U.S. Shakeup and the Blurring Line Between Military and Intelligence
Obama's decision to move Panetta to Defense and Petraeus to CIA suggests a greater focus on counterterrorism and clandestine warfare in Afghanistan and beyond

Reuters
President Obama is expected to announce a major change in U.S. military and intelligence leadership this week, appointing Director of Central Intelligence Leon Panetta to Secretary of Defense and moving General David Petraeus into Panetta's job at the CIA. Petraeus led the U.S. war in Iraq and then CENTCOM, which is in charge of all U.S. forces in the Middle East and South Asia, before being putting in charge of the U.S.-led war in Afghanistan. The move, which stands to tighten the increasingly close bonds between the Pentagon and CIA, could have major repercussions for how the U.S. wages war, in Afghanistan and in the near-global fight against terrorism.
As National Journal's Marc Ambinder and Yochi Dreazen write, the move in many way indicates continuity. The same senior staffers will continue to focus on many of the same tasks. But the staff changes do indicate that the ways in which those staffers approach those tasks will change in important ways. This will be especially significant in Afghanistan and Pakistan, which, since Obama's escalation of the U.S.-led war there in 2009, has been a top focus of both the Pentagon and the CIA.
Just as 2009 saw U.S. military and intelligence attention shift from fighting the war in Iraq to fighting the war in Afghanistan, the focus may now shift once more to fighting terrorism. Petraeus will likely continue the jobs he did as CENTCOM chief and then as military leader in Afghanistan -- overseeing U.S. security interests in the Middle East and South Asia -- only now using the tools of the CIA rather than of the military. This suggests a quieter approach in the region, led by intelligence rather than by the military. Panetta, in turn, will carry his work on counterterrorism from the CIA to the Defense Department, suggesting that the Pentagon will be thinking less about the large-scale wars in Iraq and Afghanistan and more about how to combat terrorism in those countries and beyond.
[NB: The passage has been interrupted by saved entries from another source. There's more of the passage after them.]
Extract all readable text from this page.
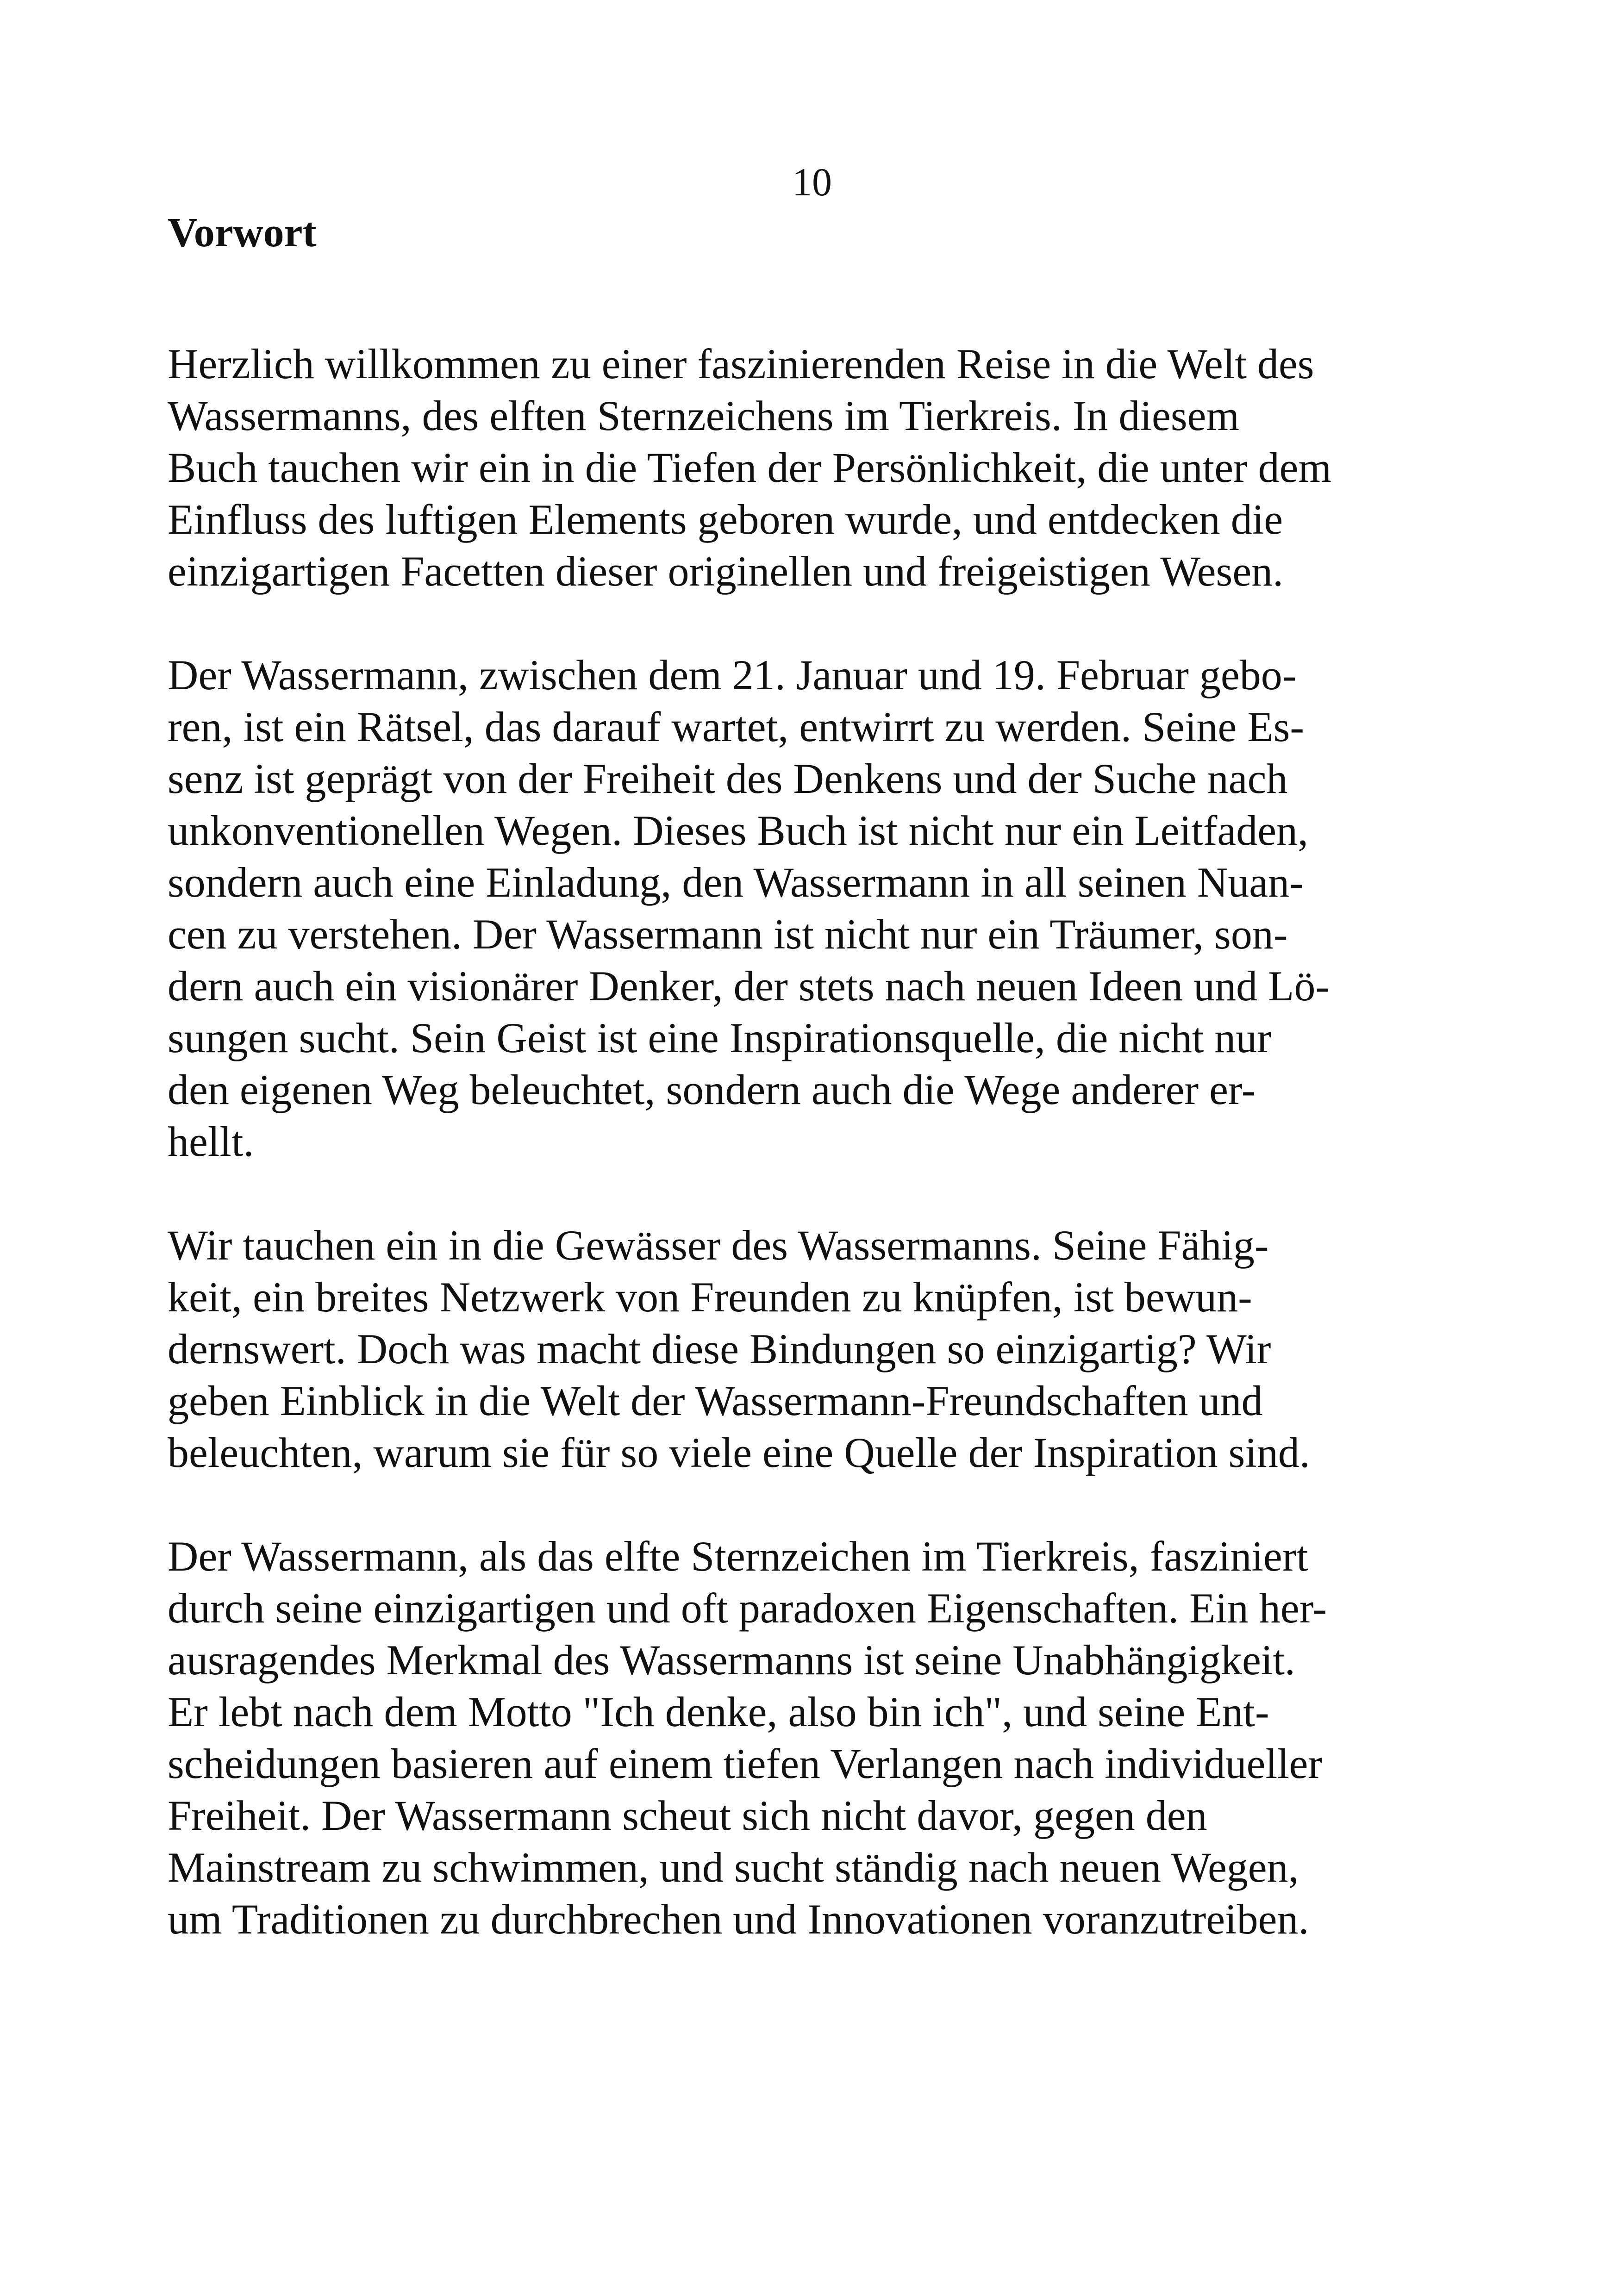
10
Vorwort

Herzlich willkommen zu einer faszinierenden Reise in die Welt des
Wassermanns, des elften Sternzeichens im Tierkreis. In diesem
Buch tauchen wir ein in die Tiefen der Persönlichkeit, die unter dem
Einfluss des luftigen Elements geboren wurde, und entdecken die
einzigartigen Facetten dieser originellen und freigeistigen Wesen.

Der Wassermann, zwischen dem 21. Januar und 19. Februar gebo-
ren, ist ein Rätsel, das darauf wartet, entwirrt zu werden. Seine Es-
senz ist geprägt von der Freiheit des Denkens und der Suche nach
unkonventionellen Wegen. Dieses Buch ist nicht nur ein Leitfaden,
sondern auch eine Einladung, den Wassermann in all seinen Nuan-
cen zu verstehen. Der Wassermann ist nicht nur ein Träumer, son-
dern auch ein visionärer Denker, der stets nach neuen Ideen und Lö-
sungen sucht. Sein Geist ist eine Inspirationsquelle, die nicht nur
den eigenen Weg beleuchtet, sondern auch die Wege anderer er-
hellt.

Wir tauchen ein in die Gewässer des Wassermanns. Seine Fähig-
keit, ein breites Netzwerk von Freunden zu knüpfen, ist bewun-
dernswert. Doch was macht diese Bindungen so einzigartig? Wir
geben Einblick in die Welt der Wassermann-Freundschaften und
beleuchten, warum sie für so viele eine Quelle der Inspiration sind.

Der Wassermann, als das elfte Sternzeichen im Tierkreis, fasziniert
durch seine einzigartigen und oft paradoxen Eigenschaften. Ein her-
ausragendes Merkmal des Wassermanns ist seine Unabhängigkeit.
Er lebt nach dem Motto "Ich denke, also bin ich", und seine Ent-
scheidungen basieren auf einem tiefen Verlangen nach individueller
Freiheit. Der Wassermann scheut sich nicht davor, gegen den
Mainstream zu schwimmen, und sucht ständig nach neuen Wegen,
um Traditionen zu durchbrechen und Innovationen voranzutreiben.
In Afghanistan, the staff change seems to indicate that the CIA-led counterterrorism mission there will become both more prominent and more militarized, and that the Pentagon-led military mission will in turn become quieter and more secretive. In other words, it appears to vindicate Vice President Joe Biden's position in 2009 that the U.S. war in Afghanistan should be about targeting al-Qaeda with intelligence operations, Predator drones, and a small military footprint.
The crossover between the Pentagon and the CIA also underscores a consistent trend of the Obama administration, in which the lines between military and intelligence operations increasingly blur. Under Obama, intelligence agencies have taken on a greater paramilitary role -- emphasizing, for example, Predator drone programs and the use of small, forward CIA bases like those that dot Afghanistan's eastern border -- while the Pentagon has rapidly expanded its clandestine warfare programs (that Obama has sanctioned in over a dozen countries). Panetta will likely bring with him his experience running CIA paramilitary operations, probably expanding such clandestine operations at the Pentagon. Petraeus, after years of leading aggressive, heavy-footprint warfighting in Iraq and Afghanistan, will naturally want to continue militarizing the CIA's own efforts once he arrives at Langley.
While it's difficult to know exactly what the White House is planning for Afghanistan and even harder to predict how the war in Afghanistan will unfold, it appears that Obama plans on holding to his promise to deescalate the U.S.-led war there. But he shows no sign of easing off the persistent, low-level counterterrorism mission that is jointly waged by the Pentagon and CIA. If anything, he looks resolved to escalate the clandestine fight against al-Qaeda. Petraeus and Panetta will still lead that war, but they will likely do so with an ever-closer joint military and intelligence force that is increasingly secretive and assertive.
In 2009, when Obama authorized one of the largest expansions of clandestine warfare since September 11, 2001, it fundamentally reframed U.S. policy in the Middle East and South Asia in a way that has slowly blurred the lines between our military and intelligence services. This week's staff change announcement suggests that line will only become more difficult to distinguish.